22 juni 2008

Sail on-Truly-

I was having lunch at a restaurant this week and on the background music was playing. The Comodores en Lionel Ritchie. I didnt really take noticed  it but it was there.

When I got home there was 'something' lingering but had no words to describe this 'state' I  was expierencing and couldnt find the  words for it. I search for this particular song by the Comodores and the moment I heard the piano and the soothing voice of Lionel Richie I  started crying.
OMG I  didnt had a clue, this song is  so deeply ingrained in me.
I grew up with this song and later when LR became a solo artist his voice is among others the soundtrack of a part of my life. The part of my life where I was dating for the first time with the first boyfriend, dating holding hands and this music is absolutly a big part of it, the music activate systems and ideas inside of me of how I perceived love. Not even love for someone, but love in general as something which is out there to find to grasp, to reach.
Someday I will be on that lovely place where I wil find real love and this music activates all these desires in me.
That something is not even clear, but the feeling that I had to look for it was activated within the firts love relationship and the music 'spiced' it up even more.

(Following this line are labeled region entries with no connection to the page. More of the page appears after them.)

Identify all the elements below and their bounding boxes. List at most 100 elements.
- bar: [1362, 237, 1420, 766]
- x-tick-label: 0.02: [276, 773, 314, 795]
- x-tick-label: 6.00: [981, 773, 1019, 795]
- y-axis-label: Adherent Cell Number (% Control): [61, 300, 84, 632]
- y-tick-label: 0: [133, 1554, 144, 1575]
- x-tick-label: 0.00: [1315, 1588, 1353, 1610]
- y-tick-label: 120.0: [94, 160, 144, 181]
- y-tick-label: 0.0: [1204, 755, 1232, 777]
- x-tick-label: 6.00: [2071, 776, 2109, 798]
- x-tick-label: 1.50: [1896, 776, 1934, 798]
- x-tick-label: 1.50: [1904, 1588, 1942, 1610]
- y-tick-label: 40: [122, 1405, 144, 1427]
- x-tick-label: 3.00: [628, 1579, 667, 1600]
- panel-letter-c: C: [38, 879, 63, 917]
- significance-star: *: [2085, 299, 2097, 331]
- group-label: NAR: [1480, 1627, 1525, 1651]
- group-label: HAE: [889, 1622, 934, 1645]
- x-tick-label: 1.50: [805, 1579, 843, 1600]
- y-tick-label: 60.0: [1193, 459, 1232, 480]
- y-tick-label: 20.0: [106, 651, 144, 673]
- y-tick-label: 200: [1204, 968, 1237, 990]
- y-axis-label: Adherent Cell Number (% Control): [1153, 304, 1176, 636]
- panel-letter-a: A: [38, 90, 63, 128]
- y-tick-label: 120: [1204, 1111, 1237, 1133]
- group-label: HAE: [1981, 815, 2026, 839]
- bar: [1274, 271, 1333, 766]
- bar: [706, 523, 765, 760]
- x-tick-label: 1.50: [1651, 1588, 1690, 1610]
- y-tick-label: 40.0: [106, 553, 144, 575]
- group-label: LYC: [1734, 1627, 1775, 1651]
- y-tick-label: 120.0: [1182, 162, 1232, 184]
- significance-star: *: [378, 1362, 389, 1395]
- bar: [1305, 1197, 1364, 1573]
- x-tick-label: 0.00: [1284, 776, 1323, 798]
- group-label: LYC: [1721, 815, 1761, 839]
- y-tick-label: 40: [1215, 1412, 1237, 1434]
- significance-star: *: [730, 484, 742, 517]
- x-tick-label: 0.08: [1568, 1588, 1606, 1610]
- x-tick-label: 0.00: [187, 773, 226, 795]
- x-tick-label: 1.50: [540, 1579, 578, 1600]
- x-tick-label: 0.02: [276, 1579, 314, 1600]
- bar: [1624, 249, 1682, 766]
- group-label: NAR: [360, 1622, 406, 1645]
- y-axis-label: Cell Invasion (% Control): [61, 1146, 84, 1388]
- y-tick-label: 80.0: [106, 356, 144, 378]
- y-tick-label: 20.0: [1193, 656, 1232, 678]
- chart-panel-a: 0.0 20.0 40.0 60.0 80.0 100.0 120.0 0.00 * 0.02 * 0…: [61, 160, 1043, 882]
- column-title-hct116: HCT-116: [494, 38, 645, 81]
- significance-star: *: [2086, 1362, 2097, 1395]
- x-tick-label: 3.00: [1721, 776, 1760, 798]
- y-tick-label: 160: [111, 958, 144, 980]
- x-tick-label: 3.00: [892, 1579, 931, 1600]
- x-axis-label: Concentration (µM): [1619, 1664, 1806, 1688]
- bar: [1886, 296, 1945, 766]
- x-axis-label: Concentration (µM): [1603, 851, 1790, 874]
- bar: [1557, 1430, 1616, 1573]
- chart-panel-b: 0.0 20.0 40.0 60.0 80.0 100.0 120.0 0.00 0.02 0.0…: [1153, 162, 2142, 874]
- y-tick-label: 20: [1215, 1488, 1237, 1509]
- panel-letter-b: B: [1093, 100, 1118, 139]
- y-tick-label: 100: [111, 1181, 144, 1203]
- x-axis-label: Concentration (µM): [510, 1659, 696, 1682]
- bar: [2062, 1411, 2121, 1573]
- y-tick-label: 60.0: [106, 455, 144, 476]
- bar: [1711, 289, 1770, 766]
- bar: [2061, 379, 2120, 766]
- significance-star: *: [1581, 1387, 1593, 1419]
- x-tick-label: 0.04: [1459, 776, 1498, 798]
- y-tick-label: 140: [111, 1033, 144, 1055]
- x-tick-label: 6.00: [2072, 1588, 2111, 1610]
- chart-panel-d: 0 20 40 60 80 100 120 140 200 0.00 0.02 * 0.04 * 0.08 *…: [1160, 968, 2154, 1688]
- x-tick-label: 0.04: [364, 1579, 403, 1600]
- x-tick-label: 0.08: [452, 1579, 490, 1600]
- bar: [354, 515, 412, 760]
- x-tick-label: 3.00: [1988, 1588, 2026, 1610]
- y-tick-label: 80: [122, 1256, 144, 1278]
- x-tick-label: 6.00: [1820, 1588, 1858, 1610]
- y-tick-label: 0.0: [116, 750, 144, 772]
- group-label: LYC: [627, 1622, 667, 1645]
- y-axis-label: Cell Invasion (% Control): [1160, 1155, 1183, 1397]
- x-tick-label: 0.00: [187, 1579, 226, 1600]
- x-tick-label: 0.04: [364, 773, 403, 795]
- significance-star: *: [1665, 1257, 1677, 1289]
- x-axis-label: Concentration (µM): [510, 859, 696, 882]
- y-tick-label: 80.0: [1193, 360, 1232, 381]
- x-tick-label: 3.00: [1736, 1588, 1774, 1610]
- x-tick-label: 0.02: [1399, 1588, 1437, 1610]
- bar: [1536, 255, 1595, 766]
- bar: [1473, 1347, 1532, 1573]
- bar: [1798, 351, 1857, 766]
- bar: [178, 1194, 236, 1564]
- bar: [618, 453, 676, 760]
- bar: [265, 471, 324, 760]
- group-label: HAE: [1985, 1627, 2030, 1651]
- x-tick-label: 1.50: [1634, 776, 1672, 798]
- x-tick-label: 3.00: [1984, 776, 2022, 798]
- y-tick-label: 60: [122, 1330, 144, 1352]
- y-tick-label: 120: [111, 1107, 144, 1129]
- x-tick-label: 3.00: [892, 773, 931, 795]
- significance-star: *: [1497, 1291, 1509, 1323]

How weird that when ever I hear this song, this is triggered inside of me. Conscious or unconcounscious. Its there.





1 opmerking:

Anoniem zei

Hi Jozien! Cool you're making blog as well, I know what you mean about music. I had deeply ingrained music system as well... Really. It is tough to get it all out and I even got explanation of how certain specific systems activate with certain sound and words (songs) yep. I also defined myself as rejoicing in melancholy. Imagine.
Bit by bit we go disentangling all this stuff. All that lasts is who I am.